Dienstag, 12. Juni 2012

Antiquare - die verlogene Idylle eines Berufs



Alle Monate wieder bringt es Dr. Björn Biester fertig, einen schönen Kulturbericht über hochgeistige Antiquare auszugraben, notfalls irgendwo in der Provinzpresse, aber auch weihevolle Selbstdarstellungen eines unserer Kollegen sind greifbar oder, der Tod verklärt ja immer, es findet sich die Gelegenheit zu einem Nekrolog.

Die Provinzpresse, in Sachen lokaler Kulturberichterstattung oft besser als ihr Ruf, liebt das Antiquariat sehr. Es ist ein Farbtupfer, fast immer ein origineller topos, es macht was her, die Leute lesen sowas gern, besonders wenn sie selbst noch nie in einem Antiquariat waren. Was für ein Unterschied zu den Neubuchhandlungen - über die läßt sich erst bei kundigem Blick für die Details schreiben. Antiquariat dagegen geht immer!

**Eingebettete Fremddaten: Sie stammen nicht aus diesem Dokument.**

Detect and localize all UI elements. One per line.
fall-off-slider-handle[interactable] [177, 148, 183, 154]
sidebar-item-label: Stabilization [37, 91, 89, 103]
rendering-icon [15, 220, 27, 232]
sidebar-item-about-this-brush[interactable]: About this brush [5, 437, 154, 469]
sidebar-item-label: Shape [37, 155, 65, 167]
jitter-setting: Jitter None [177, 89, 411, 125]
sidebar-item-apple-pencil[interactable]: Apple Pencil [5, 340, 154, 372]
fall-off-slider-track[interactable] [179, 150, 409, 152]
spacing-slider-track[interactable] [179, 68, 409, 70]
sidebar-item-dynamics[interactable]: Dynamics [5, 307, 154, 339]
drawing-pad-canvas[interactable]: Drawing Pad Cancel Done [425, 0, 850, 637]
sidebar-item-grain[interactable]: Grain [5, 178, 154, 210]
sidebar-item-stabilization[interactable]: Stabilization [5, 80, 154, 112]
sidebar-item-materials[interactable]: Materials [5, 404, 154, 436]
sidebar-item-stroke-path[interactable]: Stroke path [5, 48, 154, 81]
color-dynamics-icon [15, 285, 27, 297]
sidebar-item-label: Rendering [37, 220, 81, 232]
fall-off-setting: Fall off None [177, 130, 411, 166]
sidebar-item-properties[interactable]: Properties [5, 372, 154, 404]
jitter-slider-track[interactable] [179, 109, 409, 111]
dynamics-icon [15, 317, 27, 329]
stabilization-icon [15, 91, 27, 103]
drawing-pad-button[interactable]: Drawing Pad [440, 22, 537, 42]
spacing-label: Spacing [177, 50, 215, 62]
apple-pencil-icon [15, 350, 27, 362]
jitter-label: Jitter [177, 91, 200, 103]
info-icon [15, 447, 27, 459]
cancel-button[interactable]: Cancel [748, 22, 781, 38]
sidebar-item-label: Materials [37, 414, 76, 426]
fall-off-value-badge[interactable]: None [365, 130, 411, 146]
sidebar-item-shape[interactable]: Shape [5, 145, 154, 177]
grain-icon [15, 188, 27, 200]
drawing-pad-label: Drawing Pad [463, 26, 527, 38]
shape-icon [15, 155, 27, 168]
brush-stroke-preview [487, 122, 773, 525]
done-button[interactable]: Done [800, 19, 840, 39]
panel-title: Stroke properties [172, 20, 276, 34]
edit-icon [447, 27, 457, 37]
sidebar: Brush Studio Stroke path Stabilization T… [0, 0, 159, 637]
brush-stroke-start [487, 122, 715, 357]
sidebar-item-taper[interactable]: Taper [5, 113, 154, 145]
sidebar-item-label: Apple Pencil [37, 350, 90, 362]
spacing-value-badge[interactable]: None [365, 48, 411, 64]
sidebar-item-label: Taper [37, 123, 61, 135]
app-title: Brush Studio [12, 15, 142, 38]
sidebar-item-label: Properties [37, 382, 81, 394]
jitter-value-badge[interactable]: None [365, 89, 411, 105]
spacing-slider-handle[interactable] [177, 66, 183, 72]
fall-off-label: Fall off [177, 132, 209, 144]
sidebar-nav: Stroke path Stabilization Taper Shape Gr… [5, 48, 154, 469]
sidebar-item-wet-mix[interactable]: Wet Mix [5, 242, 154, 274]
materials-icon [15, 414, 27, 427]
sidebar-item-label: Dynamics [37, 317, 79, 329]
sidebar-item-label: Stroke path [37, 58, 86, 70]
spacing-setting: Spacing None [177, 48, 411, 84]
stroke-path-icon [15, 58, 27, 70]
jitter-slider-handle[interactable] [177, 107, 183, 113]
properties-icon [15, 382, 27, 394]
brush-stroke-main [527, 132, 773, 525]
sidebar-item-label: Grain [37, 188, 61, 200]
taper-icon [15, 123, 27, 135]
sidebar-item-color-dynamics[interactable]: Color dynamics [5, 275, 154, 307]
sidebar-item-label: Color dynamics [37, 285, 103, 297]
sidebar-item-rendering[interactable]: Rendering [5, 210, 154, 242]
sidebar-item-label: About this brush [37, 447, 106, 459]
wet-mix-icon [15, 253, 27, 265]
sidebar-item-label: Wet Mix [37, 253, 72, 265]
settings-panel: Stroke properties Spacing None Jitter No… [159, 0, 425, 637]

Nun will ich nichts gegen die Kollegen sagen, denen eine junge eifrige Redakteurin in den Laden schneit. Ich habe das im Jahrzehnt meiner Ladenarbeit selbst dreimal erlebt und erinnere mich noch gut daran. Erstens schmeichelt es dem Ego, man fühlt sich gebauchpinselt, zweitens mag ein Werbewert damit verbunden sein und drittens handelt es sich im Zeitalter des Praktikantenunwesens in der Regel um eine hübsche junge Dame, mit der man ein wenig flirten wird.

Schon die Einzelheiten unseres Gewerbes sind für Außenstehende recht kompliziert und bis man einen crash-Kurs für die junge Dame veranstaltet hat, ist die erste Stunde vorbei. Dann wird man sie durch die Räume führen, die bekanntlich (außer bei superpingeligen und in aller Regel unfähigen Sauberkeitsaposteln im Antiquariat, halten zu Gnaden) bis ins WC mit Bücherbergen angefüllt sind, in denen es nach nassem Hund und Kriegspapier riecht. Das ist interessant. Von der Titelaufnahme versteht die Journalistin wenig, um so mehr von der EDV und vom Internet - nur gelingt es nie, ihr die besondere Haltung des Antiquars, seine schwierigen Anforderungen und Wünsche, die er damit verbindet, klarzumachen.

So bleibt es bei der Idylle. Es gibt dann in aller Regel etwas peinliche Brüche in der Biographie des, bei näherem Hinsehen, gar nicht so würdigen alten Herrn, er war vielleicht Stasi-Mitarbeiter, Devisenschieber, im Irrenhaus oder dreimal bankrott, hat 40 Semester ordentlich studiert (das bin dann ich) und es ist doch nix aus ihm geworden. Fast immer muß die Redakteurin, die unter der Hand auch zur Biographin wird, mit weiblichem Takt solche Untiefen umschiffen, denn  der Antiquar darf ja nicht gescheitert sein.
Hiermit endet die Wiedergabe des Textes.